The last part is zipping the two iterables together. `zip` is a tricky function that seems simple, but often the results can be hard to wrap your head around. It makes each n-th item of each iterator it is passed into one single list.

It's easier to see in an example:

``````a = [1, 2, 3, 4]
b = ["Apple", "Banana", "Pear", "Soup"]
c = [True, False, True, False]

zip(a, b, c)
# => [
#        [1, "Apple", True],
#        [2, "Banana", False],
#        [3, "Pear", True],
#        [4, "Soup", False],
# ]
``````

The trick is that, if our lists have different lengths, it will only use up to the shortest one.

``````a = [1, 2, 3, 4, 5, 6, 7, 8]
b = [1, 2, 3]
zip(a, b)
# => [[1, 1], [2, 2], [3, 3]]  See how it drops the last 5 elements of 'a'?
``````

The `itertools` module also has a `zip_longest` function that takes a default value to fill in if some of the arguments to zip are too short.

``````a = [1, 2, 3, 4, 5, 6]
b = [1, 2]
itertools.zip_longest(a, b, fillvalue=":)")
# => [
#     [1, 1],
#     [2, 2],
#     [3, ":)"]
#     [4, ":)"]
#     [5, ":)"]
#     [6, ":)"]
# ]
``````

Wrap Up

Anyways, I thought this was neat.

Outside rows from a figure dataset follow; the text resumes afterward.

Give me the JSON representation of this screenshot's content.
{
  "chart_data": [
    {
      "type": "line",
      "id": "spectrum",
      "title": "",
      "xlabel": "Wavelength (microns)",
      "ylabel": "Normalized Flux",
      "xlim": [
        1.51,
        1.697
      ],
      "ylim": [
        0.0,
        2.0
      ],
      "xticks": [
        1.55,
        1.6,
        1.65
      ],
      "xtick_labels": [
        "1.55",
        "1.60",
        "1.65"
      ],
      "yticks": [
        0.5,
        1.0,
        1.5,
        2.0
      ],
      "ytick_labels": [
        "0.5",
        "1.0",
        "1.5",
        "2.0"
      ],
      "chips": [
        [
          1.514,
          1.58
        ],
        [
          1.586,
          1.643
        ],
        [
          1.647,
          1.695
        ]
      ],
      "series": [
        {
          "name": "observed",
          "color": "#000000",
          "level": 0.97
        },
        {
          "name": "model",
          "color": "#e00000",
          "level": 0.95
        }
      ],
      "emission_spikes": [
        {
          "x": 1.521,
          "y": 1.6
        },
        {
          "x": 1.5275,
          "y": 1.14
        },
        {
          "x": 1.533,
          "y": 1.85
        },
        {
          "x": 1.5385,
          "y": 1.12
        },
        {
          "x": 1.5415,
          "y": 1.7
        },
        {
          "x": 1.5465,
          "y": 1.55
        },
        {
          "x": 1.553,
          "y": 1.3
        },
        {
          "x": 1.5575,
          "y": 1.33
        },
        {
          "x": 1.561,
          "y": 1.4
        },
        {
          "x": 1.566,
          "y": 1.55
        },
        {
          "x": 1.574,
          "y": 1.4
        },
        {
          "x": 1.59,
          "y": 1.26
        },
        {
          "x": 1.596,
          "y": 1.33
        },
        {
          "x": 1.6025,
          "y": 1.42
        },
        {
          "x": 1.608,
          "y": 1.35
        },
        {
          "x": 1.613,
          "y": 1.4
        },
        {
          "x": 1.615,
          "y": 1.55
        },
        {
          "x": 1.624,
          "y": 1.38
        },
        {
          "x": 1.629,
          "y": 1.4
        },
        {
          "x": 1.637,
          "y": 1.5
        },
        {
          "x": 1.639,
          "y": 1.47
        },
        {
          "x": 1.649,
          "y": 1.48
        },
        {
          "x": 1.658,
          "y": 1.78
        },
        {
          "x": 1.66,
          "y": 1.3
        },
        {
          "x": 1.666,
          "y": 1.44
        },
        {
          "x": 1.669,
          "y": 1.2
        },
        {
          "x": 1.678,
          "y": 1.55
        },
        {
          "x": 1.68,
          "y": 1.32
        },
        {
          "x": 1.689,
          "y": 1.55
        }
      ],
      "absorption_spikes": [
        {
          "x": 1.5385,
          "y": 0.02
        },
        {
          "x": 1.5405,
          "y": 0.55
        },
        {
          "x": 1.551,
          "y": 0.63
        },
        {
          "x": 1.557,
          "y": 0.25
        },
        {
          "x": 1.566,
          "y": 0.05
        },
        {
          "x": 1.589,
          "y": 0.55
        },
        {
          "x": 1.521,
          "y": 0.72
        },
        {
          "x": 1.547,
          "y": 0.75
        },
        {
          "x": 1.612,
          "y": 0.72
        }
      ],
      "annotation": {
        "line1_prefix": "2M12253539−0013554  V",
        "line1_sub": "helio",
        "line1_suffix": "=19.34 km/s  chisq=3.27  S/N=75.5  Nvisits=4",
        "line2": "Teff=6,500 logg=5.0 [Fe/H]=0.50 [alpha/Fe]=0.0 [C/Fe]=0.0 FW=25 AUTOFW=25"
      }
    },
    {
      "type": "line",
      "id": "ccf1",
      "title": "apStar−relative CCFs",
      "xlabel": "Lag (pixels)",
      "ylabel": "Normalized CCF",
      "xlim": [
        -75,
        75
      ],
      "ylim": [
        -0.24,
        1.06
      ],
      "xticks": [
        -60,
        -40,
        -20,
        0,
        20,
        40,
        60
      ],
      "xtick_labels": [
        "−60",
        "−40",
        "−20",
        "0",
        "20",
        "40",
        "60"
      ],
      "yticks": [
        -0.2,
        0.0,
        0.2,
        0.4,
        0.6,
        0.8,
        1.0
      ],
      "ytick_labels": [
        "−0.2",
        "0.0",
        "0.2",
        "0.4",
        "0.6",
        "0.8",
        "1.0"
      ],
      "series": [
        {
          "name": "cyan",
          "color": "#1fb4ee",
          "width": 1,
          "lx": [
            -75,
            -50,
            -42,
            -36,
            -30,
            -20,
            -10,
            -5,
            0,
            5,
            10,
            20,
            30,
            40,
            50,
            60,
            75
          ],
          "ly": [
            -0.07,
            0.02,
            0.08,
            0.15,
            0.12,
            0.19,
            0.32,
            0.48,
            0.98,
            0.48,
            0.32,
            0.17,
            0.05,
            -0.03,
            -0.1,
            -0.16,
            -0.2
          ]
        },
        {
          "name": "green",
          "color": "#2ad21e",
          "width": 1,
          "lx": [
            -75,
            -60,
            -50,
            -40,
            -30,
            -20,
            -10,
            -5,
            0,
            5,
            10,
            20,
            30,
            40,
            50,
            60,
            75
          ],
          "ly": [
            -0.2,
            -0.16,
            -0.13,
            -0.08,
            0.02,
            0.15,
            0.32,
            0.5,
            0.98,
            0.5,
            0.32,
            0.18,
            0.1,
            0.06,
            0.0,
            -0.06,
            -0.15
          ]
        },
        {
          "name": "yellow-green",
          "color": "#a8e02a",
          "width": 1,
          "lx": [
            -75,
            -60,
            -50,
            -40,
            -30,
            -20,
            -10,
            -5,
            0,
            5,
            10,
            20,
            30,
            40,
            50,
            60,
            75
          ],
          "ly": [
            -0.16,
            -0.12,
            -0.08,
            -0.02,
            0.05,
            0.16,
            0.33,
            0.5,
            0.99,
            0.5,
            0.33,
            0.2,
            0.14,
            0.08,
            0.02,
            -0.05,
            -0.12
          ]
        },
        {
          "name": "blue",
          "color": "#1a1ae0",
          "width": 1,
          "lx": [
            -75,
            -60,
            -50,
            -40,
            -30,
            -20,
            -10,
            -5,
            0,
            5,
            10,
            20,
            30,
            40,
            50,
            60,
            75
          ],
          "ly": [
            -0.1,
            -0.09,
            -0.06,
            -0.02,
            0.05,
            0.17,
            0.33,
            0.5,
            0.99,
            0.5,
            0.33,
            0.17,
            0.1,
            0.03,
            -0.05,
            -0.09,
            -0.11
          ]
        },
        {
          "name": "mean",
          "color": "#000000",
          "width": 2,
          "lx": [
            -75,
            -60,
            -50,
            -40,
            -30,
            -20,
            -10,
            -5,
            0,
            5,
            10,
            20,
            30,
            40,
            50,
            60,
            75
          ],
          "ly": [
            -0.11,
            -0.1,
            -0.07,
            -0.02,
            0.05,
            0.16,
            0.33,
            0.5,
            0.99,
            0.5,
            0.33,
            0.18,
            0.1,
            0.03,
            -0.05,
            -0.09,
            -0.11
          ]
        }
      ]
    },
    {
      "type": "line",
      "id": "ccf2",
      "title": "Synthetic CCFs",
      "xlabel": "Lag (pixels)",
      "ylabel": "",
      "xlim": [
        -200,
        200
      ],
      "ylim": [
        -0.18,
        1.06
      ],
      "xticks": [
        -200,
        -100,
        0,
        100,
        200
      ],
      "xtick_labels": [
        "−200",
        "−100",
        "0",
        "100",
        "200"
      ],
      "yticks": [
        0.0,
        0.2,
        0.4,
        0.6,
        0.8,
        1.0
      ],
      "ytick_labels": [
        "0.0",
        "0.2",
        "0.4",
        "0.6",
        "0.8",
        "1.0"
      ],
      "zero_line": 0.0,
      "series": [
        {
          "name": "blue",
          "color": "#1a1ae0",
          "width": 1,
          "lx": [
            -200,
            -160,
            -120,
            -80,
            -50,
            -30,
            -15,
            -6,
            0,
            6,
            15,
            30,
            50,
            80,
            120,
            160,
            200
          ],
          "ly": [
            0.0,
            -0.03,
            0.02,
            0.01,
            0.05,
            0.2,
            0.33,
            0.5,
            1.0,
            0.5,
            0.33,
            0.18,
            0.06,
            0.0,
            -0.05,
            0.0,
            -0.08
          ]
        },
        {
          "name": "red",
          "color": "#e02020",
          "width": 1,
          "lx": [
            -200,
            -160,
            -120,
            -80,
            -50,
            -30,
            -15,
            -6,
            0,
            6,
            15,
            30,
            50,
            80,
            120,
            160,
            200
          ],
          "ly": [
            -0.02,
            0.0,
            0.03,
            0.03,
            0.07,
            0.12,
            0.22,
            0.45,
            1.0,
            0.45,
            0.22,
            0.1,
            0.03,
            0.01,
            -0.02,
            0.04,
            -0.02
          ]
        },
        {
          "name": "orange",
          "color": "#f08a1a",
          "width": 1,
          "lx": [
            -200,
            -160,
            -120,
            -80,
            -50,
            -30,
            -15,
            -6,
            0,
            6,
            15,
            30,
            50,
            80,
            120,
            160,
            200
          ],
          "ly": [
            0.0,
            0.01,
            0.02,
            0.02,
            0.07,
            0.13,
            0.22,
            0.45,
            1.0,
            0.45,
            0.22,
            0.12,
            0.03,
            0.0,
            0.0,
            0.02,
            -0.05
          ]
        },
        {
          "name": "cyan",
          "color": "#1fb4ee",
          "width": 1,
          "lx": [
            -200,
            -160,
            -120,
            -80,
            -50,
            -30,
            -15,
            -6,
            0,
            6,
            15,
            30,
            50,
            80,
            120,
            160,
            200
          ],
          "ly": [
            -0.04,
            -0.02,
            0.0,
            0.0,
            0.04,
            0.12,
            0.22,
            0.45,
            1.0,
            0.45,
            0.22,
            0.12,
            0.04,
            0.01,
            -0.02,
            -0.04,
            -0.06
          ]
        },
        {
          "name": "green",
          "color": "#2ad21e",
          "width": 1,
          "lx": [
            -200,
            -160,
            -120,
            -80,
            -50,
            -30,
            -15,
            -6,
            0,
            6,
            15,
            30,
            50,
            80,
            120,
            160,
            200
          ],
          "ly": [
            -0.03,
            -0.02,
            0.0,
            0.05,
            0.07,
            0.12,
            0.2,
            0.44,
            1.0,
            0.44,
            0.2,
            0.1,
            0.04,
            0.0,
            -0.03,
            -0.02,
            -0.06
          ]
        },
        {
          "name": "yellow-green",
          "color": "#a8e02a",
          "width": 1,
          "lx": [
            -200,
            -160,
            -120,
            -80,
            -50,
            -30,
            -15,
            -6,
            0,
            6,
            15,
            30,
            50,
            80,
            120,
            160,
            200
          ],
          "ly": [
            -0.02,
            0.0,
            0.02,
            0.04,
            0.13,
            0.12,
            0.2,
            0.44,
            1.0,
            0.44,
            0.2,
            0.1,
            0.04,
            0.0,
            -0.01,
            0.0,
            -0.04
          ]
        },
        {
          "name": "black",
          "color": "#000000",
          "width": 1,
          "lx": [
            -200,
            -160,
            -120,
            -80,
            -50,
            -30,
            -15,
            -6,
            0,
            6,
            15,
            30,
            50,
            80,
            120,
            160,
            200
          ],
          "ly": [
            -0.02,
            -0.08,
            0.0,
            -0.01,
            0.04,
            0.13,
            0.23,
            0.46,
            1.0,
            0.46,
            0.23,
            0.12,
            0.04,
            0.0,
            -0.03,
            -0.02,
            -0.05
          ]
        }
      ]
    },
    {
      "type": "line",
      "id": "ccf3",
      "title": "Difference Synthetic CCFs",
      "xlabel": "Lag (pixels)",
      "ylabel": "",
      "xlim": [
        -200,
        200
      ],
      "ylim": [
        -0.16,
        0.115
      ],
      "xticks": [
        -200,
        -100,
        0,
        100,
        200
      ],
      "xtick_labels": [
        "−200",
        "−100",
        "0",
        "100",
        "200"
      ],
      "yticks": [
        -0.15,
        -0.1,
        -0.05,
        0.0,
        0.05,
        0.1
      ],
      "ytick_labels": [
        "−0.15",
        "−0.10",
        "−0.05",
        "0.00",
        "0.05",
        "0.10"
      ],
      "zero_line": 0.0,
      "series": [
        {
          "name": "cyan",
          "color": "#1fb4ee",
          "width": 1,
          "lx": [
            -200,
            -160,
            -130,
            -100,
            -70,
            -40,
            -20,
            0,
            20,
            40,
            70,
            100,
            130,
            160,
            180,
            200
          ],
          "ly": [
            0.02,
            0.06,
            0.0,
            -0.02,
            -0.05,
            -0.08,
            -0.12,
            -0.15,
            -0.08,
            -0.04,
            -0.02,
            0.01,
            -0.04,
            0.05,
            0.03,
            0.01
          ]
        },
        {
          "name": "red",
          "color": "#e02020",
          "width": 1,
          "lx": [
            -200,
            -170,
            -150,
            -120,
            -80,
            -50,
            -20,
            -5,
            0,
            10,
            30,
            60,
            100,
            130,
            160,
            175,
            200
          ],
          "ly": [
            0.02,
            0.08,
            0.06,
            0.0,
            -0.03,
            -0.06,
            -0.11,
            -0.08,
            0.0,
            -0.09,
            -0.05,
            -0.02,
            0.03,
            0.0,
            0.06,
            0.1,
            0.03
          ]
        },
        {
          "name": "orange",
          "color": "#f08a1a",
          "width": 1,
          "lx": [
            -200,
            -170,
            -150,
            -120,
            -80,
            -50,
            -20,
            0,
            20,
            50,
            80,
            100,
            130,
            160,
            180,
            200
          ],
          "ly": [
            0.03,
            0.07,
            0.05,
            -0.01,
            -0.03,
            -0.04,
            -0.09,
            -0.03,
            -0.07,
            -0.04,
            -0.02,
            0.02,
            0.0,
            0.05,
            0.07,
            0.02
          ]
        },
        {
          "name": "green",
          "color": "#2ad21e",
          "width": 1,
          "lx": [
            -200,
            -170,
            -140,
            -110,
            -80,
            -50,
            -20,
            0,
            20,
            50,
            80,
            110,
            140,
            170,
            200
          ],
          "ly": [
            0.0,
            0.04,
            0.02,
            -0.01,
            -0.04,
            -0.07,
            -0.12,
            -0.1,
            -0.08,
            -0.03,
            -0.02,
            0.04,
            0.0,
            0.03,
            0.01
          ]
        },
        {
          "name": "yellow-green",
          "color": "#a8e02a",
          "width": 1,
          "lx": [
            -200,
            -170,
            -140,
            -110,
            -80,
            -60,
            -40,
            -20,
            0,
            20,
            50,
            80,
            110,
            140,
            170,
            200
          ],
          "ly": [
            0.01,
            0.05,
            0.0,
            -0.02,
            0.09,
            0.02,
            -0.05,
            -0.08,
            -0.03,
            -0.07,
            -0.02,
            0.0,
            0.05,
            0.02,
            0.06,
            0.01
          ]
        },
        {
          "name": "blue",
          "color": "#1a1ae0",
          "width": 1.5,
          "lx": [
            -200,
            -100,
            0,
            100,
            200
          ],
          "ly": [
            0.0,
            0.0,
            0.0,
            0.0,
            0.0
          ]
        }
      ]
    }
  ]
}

I like it anytime I can get what I want out of an iterable without actually using any brute force indices. It seems like it cuts down on off-by-one errors.

Like I said before, if you've got a better way to make the `each_cons` function above, I want to see it. Be sure to comment or tweet it at me.

Originally posted on `assert_not magic?`

David Amos • Edited

For your `each_cons` function, try this out:

``````def each_cons(n, iterable):
iters = [iter(iterable)] * n
return itertools.zip_longest(*iters)
``````

That will get you an iterator over groups of `n` consecutive elements in `iterable`. No indexing or list building required!

This is basically the grouper function that can be found in the recipes section of the itertools docs.

You can also find it (and other examples of itertools goodness) in my write-up at realpython.com/python-itertools.

EDIT: I just looked at your requirements for `each_cons` again, and realized my function above isn't quite what you want.

For an example of what you're looking for, check out the `windowed()` function in the more-itertools package.

It's not built-in to Python, but you can look at the source. A bit more verbose than your solution, but for large iterables it's the way to go. Uses far less memory and will be way faster than using list slices.